What a strike deprives her of is that feeling of being part of a team that works together to bring a story to life on a screen. “It’s tough,” she says. “I completely believe in what the actors and writers are fighting so hard for, the industry is at a pivotal moment, so much is changing. I am 100 per cent in solidarity with them, but it is just hard to watch the entire industry shut down again. I battle with how I’m going to keep myself being creative this time.”
Hanson had her next job lined up before the strike hit.
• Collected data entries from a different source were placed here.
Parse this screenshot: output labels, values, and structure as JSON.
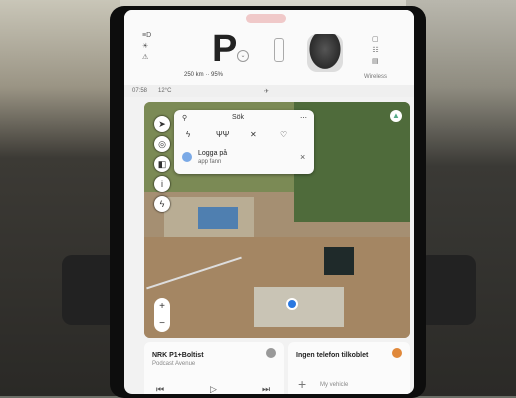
{
  "status": {
    "gear": "P",
    "left_indicators": [
      "≡D",
      "☀",
      "⚠"
    ],
    "range": "250 km  ··  95%",
    "right_indicators": [
      "▢",
      "☷",
      "▤"
    ],
    "right_label": "Wireless"
  },
  "info_bar": {
    "time": "07:58",
    "temp": "12°C",
    "mid": "✈"
  },
  "map": {
    "left_buttons": [
      {
        "icon": "navigation-icon",
        "glyph": "➤"
      },
      {
        "icon": "compass-icon",
        "glyph": "◎"
      },
      {
        "icon": "layers-icon",
        "glyph": "◧"
      },
      {
        "icon": "info-icon",
        "glyph": "i"
      },
      {
        "icon": "lightning-icon",
        "glyph": "ϟ"
      }
    ],
    "zoom_in": "+",
    "zoom_out": "−"
  },
  "nav_panel": {
    "title": "Sök",
    "quick_actions": [
      "ϟ",
      "ΨΨ",
      "✕",
      "♡"
    ],
    "result_title": "Logga på",
    "result_sub": "app fann",
    "close": "×"
  },
  "media": {
    "title": "NRK P1+Boltist",
    "subtitle": "Podcast Avenue",
    "prev": "⏮",
    "play": "▷",
    "next": "⏭"
  },
  "second_card": {
    "title": "Ingen telefon tilkoblet",
    "add_label": "My vehicle"
  },
  "colors": {
    "accent": "#2a78e0",
    "orange": "#e0883a"
  }
}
It was in pre-production, getting ready to go — and she hopes it will as soon as the strike ends and production resumes.
After working with the huge production team on The Last of Us that included crew members from England, Vancouver — “you’d be surprised how many of them bought houses here!” she says — and Los Angeles, Hanson says she hopes to one day be able to combine working on production shoots with travel, her other passion.
And what advice would she offer to people interested in doing what she does? “Start practising and learning,” she says. “Absorb as much information as you can. I can’t stop absorbing information, there are so many talented people to learn from,” Hanson says. “Every time I travel, I take a class. You can’t stop learning….
“I was a kid from Red Deer and we didn’t even have the Internet. I went to the library and researched photos!” she adds. “Sit down and look at your goals and make them happen. It’s possible.”